Aeroflot voluntarily gives up rights to operate 13 high-demand routes transferred from Transaero

aeroflot press-release

Aeroflot today announces that it has voluntarily relinquished its rights to operate some routes transferred to it from JSC Transaero Airlines, which last year exited the air transport market. The decision reflects the commitment of Russia’s leading airline group to market principles, and primarily the principle of fair competition.

Aeroflot’s Management Board made the decision to cede the Group’s rights to some routes in order to avoid the Group occupying a dominant position on the Russian market. Based on the Group’s own development strategy and its current and potential status on the international market, the Group is declining to operate the following routes:

PJSC Aeroflot:

Moscow-New York (seven flights per week)

Moscow-Palma de Mallorca (three flights per week)

Moscow-Ho Chi Minh City (four flights per week)

JSC Rossiya Airlines:

Moscow-Hong Kong (three flights per week)

Moscow-Kokshetau (two flights per week)

Moscow-Madrid (seven flights per week)

Moscow-Miami (seven flights per week)

Moscow-Singapore (seven flights per week)

Moscow-Toronto (five flights per week)

Moscow-Frankfurt (fourteen flights per week)

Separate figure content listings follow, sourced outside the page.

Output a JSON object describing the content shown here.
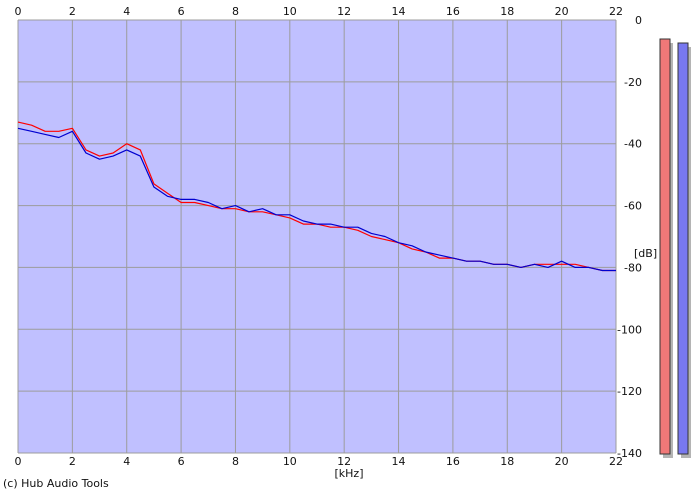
{
  "credit": "(c) Hub Audio Tools",
  "colors": {
    "background": "#ffffff",
    "plot_fill": "#c0c0ff",
    "grid": "#9c9c9c",
    "left_channel": "#ff0000",
    "right_channel": "#0000d0",
    "left_meter": "#f07878",
    "right_meter": "#7878f0",
    "meter_shadow": "#b4b4b4"
  },
  "chart_data": {
    "type": "line",
    "title": "",
    "xlabel": "[kHz]",
    "ylabel": "[dB]",
    "xlim": [
      0,
      22
    ],
    "ylim": [
      -140,
      0
    ],
    "x_ticks": [
      0,
      2,
      4,
      6,
      8,
      10,
      12,
      14,
      16,
      18,
      20,
      22
    ],
    "x_tick_labels": [
      "0",
      "2",
      "4",
      "6",
      "8",
      "10",
      "12",
      "14",
      "16",
      "18",
      "20",
      "22"
    ],
    "y_ticks": [
      0,
      -20,
      -40,
      -60,
      -80,
      -100,
      -120,
      -140
    ],
    "y_tick_labels": [
      "0",
      "-20",
      "-40",
      "-60",
      "-80",
      "-100",
      "-120",
      "-140"
    ],
    "grid": true,
    "x": [
      0,
      0.5,
      1,
      1.5,
      2,
      2.5,
      3,
      3.5,
      4,
      4.5,
      5,
      5.5,
      6,
      6.5,
      7,
      7.5,
      8,
      8.5,
      9,
      9.5,
      10,
      10.5,
      11,
      11.5,
      12,
      12.5,
      13,
      13.5,
      14,
      14.5,
      15,
      15.5,
      16,
      16.5,
      17,
      17.5,
      18,
      18.5,
      19,
      19.5,
      20,
      20.5,
      21,
      21.5,
      22
    ],
    "series": [
      {
        "color": "#ff0000",
        "values": [
          -33,
          -34,
          -36,
          -36,
          -35,
          -42,
          -44,
          -43,
          -40,
          -42,
          -53,
          -56,
          -59,
          -59,
          -60,
          -61,
          -61,
          -62,
          -62,
          -63,
          -64,
          -66,
          -66,
          -67,
          -67,
          -68,
          -70,
          -71,
          -72,
          -74,
          -75,
          -77,
          -77,
          -78,
          -78,
          -79,
          -79,
          -80,
          -79,
          -79,
          -79,
          -79,
          -80,
          -81,
          -81
        ]
      },
      {
        "color": "#0000d0",
        "values": [
          -35,
          -36,
          -37,
          -38,
          -36,
          -43,
          -45,
          -44,
          -42,
          -44,
          -54,
          -57,
          -58,
          -58,
          -59,
          -61,
          -60,
          -62,
          -61,
          -63,
          -63,
          -65,
          -66,
          -66,
          -67,
          -67,
          -69,
          -70,
          -72,
          -73,
          -75,
          -76,
          -77,
          -78,
          -78,
          -79,
          -79,
          -80,
          -79,
          -80,
          -78,
          -80,
          -80,
          -81,
          -81
        ]
      }
    ]
  }
}
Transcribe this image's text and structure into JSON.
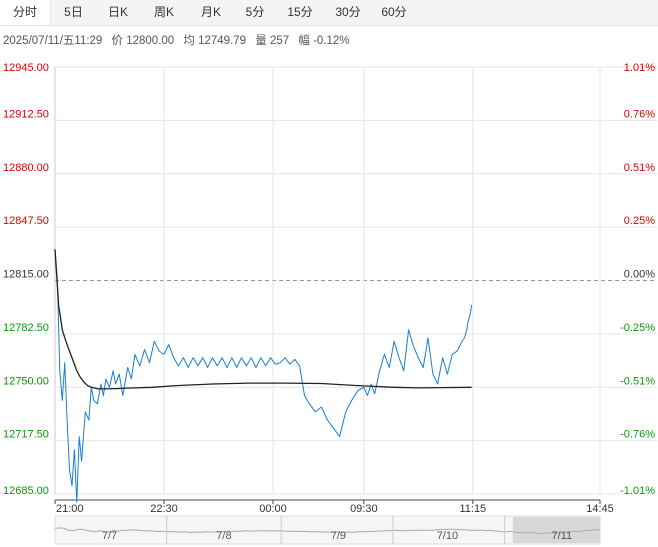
{
  "tabs": [
    {
      "label": "分时",
      "active": true
    },
    {
      "label": "5日"
    },
    {
      "label": "日K"
    },
    {
      "label": "周K"
    },
    {
      "label": "月K"
    },
    {
      "label": "5分"
    },
    {
      "label": "15分"
    },
    {
      "label": "30分"
    },
    {
      "label": "60分"
    }
  ],
  "info": {
    "datetime": "2025/07/11/五11:29",
    "price_label": "价 12800.00",
    "avg_label": "均 12749.79",
    "volume_label": "量 257",
    "change_label": "幅 -0.12%"
  },
  "colors": {
    "up": "#e00000",
    "down": "#0a9a0a",
    "price_line": "#1a7fd1",
    "avg_line": "#222222",
    "grid": "#e6e6e6",
    "baseline": "#999999",
    "nav_line": "#aaaaaa",
    "nav_highlight": "#cfcfcf"
  },
  "chart_data": {
    "type": "line",
    "ylim": [
      12685,
      12945
    ],
    "prev_close": 12815,
    "y_ticks": [
      "12945.00",
      "12912.50",
      "12880.00",
      "12847.50",
      "12815.00",
      "12782.50",
      "12750.00",
      "12717.50",
      "12685.00"
    ],
    "pct_ticks": [
      "1.01%",
      "0.76%",
      "0.51%",
      "0.25%",
      "0.00%",
      "-0.25%",
      "-0.51%",
      "-0.76%",
      "-1.01%"
    ],
    "x_ticks": [
      "21:00",
      "22:30",
      "00:00",
      "09:30",
      "11:15",
      "14:45"
    ],
    "x_tick_positions": [
      0,
      90,
      180,
      255,
      345,
      450
    ],
    "x_max": 450,
    "series": [
      {
        "name": "price",
        "x": [
          0,
          2,
          4,
          6,
          8,
          10,
          12,
          14,
          16,
          18,
          20,
          22,
          25,
          28,
          30,
          32,
          35,
          38,
          40,
          42,
          45,
          48,
          50,
          53,
          56,
          60,
          63,
          66,
          70,
          74,
          78,
          82,
          86,
          90,
          94,
          98,
          102,
          106,
          110,
          114,
          118,
          122,
          126,
          130,
          134,
          138,
          142,
          146,
          150,
          154,
          158,
          162,
          166,
          170,
          174,
          178,
          182,
          186,
          190,
          194,
          198,
          202,
          206,
          210,
          215,
          220,
          225,
          230,
          235,
          240,
          245,
          250,
          255,
          258,
          261,
          264,
          268,
          272,
          276,
          280,
          284,
          288,
          292,
          296,
          300,
          304,
          308,
          312,
          316,
          320,
          324,
          328,
          332,
          336,
          338,
          340,
          341,
          343,
          344
        ],
        "y": [
          12834,
          12815,
          12760,
          12742,
          12765,
          12730,
          12700,
          12690,
          12712,
          12680,
          12720,
          12705,
          12735,
          12730,
          12750,
          12742,
          12740,
          12752,
          12745,
          12755,
          12750,
          12760,
          12752,
          12758,
          12745,
          12762,
          12755,
          12770,
          12763,
          12773,
          12765,
          12778,
          12772,
          12770,
          12776,
          12768,
          12763,
          12768,
          12762,
          12768,
          12763,
          12768,
          12762,
          12768,
          12763,
          12768,
          12762,
          12768,
          12762,
          12768,
          12763,
          12768,
          12762,
          12768,
          12763,
          12768,
          12764,
          12765,
          12768,
          12764,
          12767,
          12763,
          12745,
          12740,
          12735,
          12738,
          12730,
          12725,
          12720,
          12735,
          12742,
          12748,
          12750,
          12745,
          12752,
          12746,
          12760,
          12770,
          12762,
          12778,
          12768,
          12760,
          12785,
          12775,
          12768,
          12762,
          12780,
          12758,
          12752,
          12768,
          12758,
          12770,
          12772,
          12778,
          12780,
          12785,
          12790,
          12795,
          12800
        ]
      },
      {
        "name": "average",
        "x": [
          0,
          3,
          6,
          9,
          12,
          15,
          18,
          21,
          24,
          27,
          30,
          33,
          36,
          40,
          50,
          60,
          80,
          100,
          130,
          160,
          190,
          220,
          250,
          280,
          300,
          320,
          344
        ],
        "y": [
          12834,
          12800,
          12785,
          12778,
          12772,
          12766,
          12760,
          12756,
          12753,
          12751,
          12750,
          12749.5,
          12749,
          12749,
          12749.2,
          12749.5,
          12750,
          12751,
          12752,
          12752.5,
          12752.5,
          12752.3,
          12751,
          12750,
          12749.6,
          12749.8,
          12750
        ]
      }
    ],
    "navigator": {
      "labels": [
        "7/7",
        "7/8",
        "7/9",
        "7/10",
        "7/11"
      ],
      "label_positions": [
        0.1,
        0.31,
        0.52,
        0.72,
        0.93
      ],
      "highlight_range": [
        0.84,
        1.0
      ]
    }
  }
}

Moscow-Houston (five flights per week)

St Petersburg-London-St Petersburg (seven flights per week)

Moscow-Uralsk (two flights per week)

The Group has informed the Ministry of Transport of its decision April 26, 2016.
An Interagency Commission on licensing carriers to operate international routes last autumn granted Aeroflot temporary rights to operate 56 of Transaero’s 156 international routes. The routes were transferred as compensation for costs incurred by Aeroflot in assuming operational management to carry almost 2 million passengers holding Transaero tickets when Transaero was unable to meet its obligations to customers. In addition to costs of RUB 17 billion, Aeroflot has also created more than 6,000 jobs for Transaero staff who would otherwise have been left without employment.

Aeroflot has previously voluntarily given up its right to operate on a number of routes. The Company firmly supports the liberalization of Russia’s transport market, and believes that efficient operation of these routes will allow other Russian airlines to develop, which will be beneficial for the sector as a whole.
Aeroflot has no desire to become a monopolist on the Russian market, and plans to maintain its market share (including foreign airlines) below 50%.